You should've taken him out with the first blast.
He was right.
Now Chase thought of Jonah out there, maybewith his baby girl and maybe not. Angie had left the kid in Sarasota with her sister Milly Chase didn't know anything else except that she was married to a professional surfer. He figured there couldn't be that many professional surfers in Sarasota with wives named Milly.
He could find the kid one way or another. With the money he hoped to score from the Langans, he figured he had a better choice he could offer the child. Some way to protect her from Jonah, from the kind of life that Chase himself had been drawn into.
There was nothing else for him to do. Jonah had been right about one thing. Blood was important.
Lila said, Save the baby.
S tanding at the window, Chase watched the doctor pull up and park at an angle at the side door again, the guy taking a last couple puffs of a cigarette then carefully putting it out against his heel. How would that make a cancer patient feel, seeing his own doc hacking up yellow phlegm and smelling like a second- floor boys’ room.
After all this time, Chase still had a lot of questions. He wanted to know why his father had said that he'd asked to make an appeal to the killer, when the truth was the cops had backed him into doing it. He wanted to know why his mother had cried so much the night before she died.
Talking about Jonah, Angie had said, Everyone else he destroys. More than you know.
And Jonah had said someone else had tried to kill him over a kid.
Another foolish woman.
Chase couldn't shake those words. They hummed and buzzed and bit at him.
He thought, Did Jonah murder my pregnant mother?
The kid said to find the girl. Lila told him to save the baby. Blood was important. Chase needed to finish taking this score and get on the move.
Later that morning the suit was delivered to Chase along with a fresh pair of white gloves. He couldn't quite get over it. They really wanted him to wear a chauffeur's uniform.
The suit fit well. He didn't like the ties Moe Irvine picked out so much and threw on the one he found least offensive. The diamond stickpin caught light like a laser.

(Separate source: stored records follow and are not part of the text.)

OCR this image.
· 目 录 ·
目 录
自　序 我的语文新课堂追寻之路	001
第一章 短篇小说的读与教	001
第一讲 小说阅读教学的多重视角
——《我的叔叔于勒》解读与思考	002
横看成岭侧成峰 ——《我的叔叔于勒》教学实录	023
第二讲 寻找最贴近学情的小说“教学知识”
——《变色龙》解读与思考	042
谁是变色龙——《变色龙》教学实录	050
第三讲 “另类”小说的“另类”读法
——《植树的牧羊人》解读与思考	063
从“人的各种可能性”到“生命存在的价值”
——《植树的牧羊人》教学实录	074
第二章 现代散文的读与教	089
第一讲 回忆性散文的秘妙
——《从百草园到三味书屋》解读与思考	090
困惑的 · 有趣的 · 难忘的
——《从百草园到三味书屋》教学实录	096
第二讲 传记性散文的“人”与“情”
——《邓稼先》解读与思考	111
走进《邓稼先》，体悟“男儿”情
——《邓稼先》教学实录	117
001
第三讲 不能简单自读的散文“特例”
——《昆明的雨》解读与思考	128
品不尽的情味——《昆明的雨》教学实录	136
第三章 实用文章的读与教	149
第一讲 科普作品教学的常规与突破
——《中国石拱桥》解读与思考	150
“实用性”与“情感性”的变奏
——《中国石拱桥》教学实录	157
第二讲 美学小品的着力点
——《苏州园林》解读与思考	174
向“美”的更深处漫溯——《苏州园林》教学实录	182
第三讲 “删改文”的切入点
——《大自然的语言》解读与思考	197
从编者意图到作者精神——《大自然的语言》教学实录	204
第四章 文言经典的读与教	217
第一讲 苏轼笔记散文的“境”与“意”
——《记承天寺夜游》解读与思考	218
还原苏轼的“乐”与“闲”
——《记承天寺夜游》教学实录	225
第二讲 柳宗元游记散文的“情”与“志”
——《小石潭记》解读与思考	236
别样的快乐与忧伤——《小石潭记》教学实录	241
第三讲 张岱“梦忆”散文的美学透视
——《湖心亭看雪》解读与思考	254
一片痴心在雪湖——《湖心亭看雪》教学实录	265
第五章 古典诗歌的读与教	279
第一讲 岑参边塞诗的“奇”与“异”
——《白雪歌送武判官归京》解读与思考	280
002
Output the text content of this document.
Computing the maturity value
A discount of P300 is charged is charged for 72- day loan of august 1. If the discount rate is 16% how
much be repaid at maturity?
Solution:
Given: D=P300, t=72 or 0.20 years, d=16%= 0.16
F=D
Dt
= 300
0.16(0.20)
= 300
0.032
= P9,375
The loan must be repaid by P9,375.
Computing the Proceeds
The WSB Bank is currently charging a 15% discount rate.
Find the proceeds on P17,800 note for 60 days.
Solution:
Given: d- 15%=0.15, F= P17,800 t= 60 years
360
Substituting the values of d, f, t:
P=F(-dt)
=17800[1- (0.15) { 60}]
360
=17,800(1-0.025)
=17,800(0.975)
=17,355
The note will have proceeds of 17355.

The phone in his room rang. He answered and a curt voice he didn't recognize told him, “Mister Langan and Miss Sherry are to be driven to the First National Bank at 232 Madison Avenue, in Manhattan. Then they shall lunch at Pietro's on West 51st Street.”
Chase thought, They couldn't tell me that themselves once they got in the back of the limo?
He walked out to the garage and backed the limo down the drive to where Jackie and his sister stood at the front door looking like they'd been sitting in a funeral director's parlor for hours. The soldiers were milling around, glancing out at the golf course like they wanted to play a couple rounds while Jackie was off in New York. A few more were on the sundeck, their collars open, relaxing in chaise lounges.
So their well- being was now his responsibility. He wondered how much of all that internal- war shit was true, and if it was, how long it would take for someone to make a real move. Jackie bulldozing his sister, or she popping him? Or Moe Irvine taking out both of them, then going upstairs to whisper in Lenny Langan's ear, “You treated me like shit for thirty years, you prick, now I'm in charge.” Then pulling the dying guy's plug.
Jackie eyed him up and down, noticed right off that Chase didn't have the hat and gloves on. He said, “Hey, one second here …”
Chase ignored him and opened the back door of the limo for Sherry Langan. It was a cloudy day but she wore big dark sunglasses. He offered his hand but she didn't take it, climbing in on her own and swinging her legs clear of the door. She stretched them out, her toes pointed, muscles perfectly defined, the skin pale but exquisite. She wasn't showing off for him. She hadn't even looked at him and probably thought he was the dead chauffeur.